More exaggerations and embellishments have been found in Brian Williams‘ previous reporting by NBC News’ internal review.
Both The New York Times and The Washington Post reported Friday and Saturday that NBC brass has found other questionable comments by Williams regarding his reporting in 2006 from the Israel/Hezbollah conflict; descriptions made about his reporting from Cairo’s Tahrir Square during the Arab Spring protests in 2011; the details surrounding him receiving a fragment of the helicopter that crashed during the mission that killed Osama bin Laden; as well as other undisclosed incidents.

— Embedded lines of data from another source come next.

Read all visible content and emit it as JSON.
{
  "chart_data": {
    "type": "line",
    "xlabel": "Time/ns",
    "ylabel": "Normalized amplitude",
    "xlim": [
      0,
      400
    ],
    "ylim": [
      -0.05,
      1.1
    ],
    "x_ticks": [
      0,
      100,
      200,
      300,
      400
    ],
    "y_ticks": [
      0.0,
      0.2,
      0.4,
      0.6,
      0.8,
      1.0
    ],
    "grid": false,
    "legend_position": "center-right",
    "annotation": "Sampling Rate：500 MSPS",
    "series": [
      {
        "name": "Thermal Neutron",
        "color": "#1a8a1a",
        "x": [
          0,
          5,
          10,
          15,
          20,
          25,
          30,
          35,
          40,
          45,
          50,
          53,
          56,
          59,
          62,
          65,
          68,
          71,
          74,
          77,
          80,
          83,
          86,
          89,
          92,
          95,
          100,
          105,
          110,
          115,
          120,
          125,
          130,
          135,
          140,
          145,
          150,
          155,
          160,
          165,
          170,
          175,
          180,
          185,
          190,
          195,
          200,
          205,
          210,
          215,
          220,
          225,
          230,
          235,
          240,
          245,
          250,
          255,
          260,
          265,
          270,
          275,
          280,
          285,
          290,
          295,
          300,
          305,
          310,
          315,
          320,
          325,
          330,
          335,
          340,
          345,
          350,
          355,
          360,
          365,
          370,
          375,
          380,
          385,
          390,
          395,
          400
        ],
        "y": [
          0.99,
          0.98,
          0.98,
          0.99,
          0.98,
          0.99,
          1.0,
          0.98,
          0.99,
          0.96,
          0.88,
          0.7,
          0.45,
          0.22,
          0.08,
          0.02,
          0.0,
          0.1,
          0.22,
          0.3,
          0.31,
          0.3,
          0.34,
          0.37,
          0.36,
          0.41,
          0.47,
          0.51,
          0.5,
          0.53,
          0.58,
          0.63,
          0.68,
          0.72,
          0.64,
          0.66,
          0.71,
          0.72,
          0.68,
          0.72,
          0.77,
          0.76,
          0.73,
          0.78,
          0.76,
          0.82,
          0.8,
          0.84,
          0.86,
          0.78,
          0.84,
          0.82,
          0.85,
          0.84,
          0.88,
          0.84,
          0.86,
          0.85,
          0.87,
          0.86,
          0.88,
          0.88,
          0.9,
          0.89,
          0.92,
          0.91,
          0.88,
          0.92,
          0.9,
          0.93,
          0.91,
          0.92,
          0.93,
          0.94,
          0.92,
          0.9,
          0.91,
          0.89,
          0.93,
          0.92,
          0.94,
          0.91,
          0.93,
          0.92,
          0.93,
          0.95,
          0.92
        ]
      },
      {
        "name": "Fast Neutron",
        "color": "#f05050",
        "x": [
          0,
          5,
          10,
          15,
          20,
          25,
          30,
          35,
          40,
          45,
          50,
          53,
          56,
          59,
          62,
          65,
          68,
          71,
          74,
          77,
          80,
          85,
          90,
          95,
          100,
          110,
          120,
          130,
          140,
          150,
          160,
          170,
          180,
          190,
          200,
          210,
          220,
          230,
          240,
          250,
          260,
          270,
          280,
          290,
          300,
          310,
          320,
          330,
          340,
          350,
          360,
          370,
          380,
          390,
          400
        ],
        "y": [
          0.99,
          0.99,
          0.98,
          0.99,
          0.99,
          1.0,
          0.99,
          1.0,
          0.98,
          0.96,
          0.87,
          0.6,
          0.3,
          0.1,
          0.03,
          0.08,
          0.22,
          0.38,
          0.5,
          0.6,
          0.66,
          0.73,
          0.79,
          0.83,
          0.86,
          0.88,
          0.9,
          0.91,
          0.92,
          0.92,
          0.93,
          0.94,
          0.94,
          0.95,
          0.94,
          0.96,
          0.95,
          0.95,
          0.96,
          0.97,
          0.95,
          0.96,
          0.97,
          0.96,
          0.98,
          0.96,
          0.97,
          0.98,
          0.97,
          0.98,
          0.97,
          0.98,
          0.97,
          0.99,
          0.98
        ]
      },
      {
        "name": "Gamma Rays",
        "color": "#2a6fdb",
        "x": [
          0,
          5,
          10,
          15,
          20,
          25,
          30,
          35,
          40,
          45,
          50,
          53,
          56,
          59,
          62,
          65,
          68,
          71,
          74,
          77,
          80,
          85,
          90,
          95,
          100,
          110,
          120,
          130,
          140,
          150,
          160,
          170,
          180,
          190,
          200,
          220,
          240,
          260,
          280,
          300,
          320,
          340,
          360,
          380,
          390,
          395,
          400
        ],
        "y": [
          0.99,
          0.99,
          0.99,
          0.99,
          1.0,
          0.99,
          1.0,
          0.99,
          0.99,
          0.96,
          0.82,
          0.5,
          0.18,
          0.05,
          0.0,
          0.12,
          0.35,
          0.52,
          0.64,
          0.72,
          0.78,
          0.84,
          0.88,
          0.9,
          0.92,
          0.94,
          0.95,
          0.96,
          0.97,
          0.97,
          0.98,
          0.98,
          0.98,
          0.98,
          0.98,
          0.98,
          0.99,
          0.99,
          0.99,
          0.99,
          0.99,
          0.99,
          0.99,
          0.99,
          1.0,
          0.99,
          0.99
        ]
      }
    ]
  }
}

The Post reported NBC executives including NBCUniversal CEO Steve Burke, new NBC News chairman Andrew Lack and NBC News president Deborah Turness met in a conference room Thursday to discuss the current findings in Williams’ investigation. These three, led by Burke, will ultimately decide if the suspended Williams will return to NBC News.
The Times reported on other discrepancies in Williams’ reporting Friday, particularly surrounding his coverage from Tahrir Square in 2011.
It’s not known which parts of Williams’ Tahrir Square reporting is being looked at, but discrepancies between his account and reality have become apparent. In February, 2011, Williams appeared on “The Daily Show” with Jon Stewart, describing clashes between anti-Egyptian government protestors and a pro-government group on horses and camels.
Williams said he “actually made eye contact with the man on the lead horse.” After Stewart said pro-government forces used whips against protestors, Williams recounted witnessing just that, adding, “he went around the corner after I saw him, they pulled out whips and started beating human beings on the way.”
The problem is NBC News’ reports from that day didn’t show Williams in Tahrir Square. Later reports had Williams reporting from a balcony overlooking Tahrir Square as opposed to being in the middle of the square himself. That description matches footage that was broadcast along with statements Williams made himself in an interview with the New York Times in 2014.
“But when [the NBC News correspondent] Richard Engel and I were hanging off a balcony in Tahrir Square, with weapons firing below us, we were just south of 12 million people watching,” Williams said .
Another apparent tall tale comes from Williams’ interview with a Fairfield University student TV show in 2007 regarding his reporting from the Israel/Hezbollah conflict in 2006. Then, he said he saw rockets passing “just beneath” the Israel helicopter he was traveling in.
But in his own blog post, Williams depicted a much less dramatic scene: “Over the constant air traffic control radio traffic in Hebrew, we learn there is activity on the ground right below us.”
“From a distance of six miles, I witnessed a rocket launch. A rising trail of smoke, then a second rocket launch, an orange flash and more smoke — as a rocket heads off toward Israel.”
Earlier this week, revelations unfolded making clear NBC News’ Washington D.C. bureau journalists didn’t support Williams’ returning dating back to February. The Washington Post reported staffers held a contentious meeting with network president Turness regarding Williams’ exaggerations. Staffers felt their credibility was shot and they were embarrassed to work with sources and identify as NBC News journalists. They told Turness Williams shouldn’t be put back in the anchor chair.
The new discrepancies being found — on top of the original exaggeration where Williams said his Iraqi helicopter was shot down by RPG fire in 2003 — make it even harder to fathom NBC News brining Williams back to the anchor chair when his suspension is set to wrap in August.
Other reports say Williams has grown frustrated that NBC hasn’t given any indication on whether he will return, and that he wants the network to spell out if and when he will return.
In his absence, “Nightly News” has fallen behind “World News Tonight” with David Muir in total viewers, having its five-year ratings streak snapped.
NBC News declined to comment to TheWrap. Brian Williams‘ attorney, Robert Barnett, did not immediately respond to comment, either.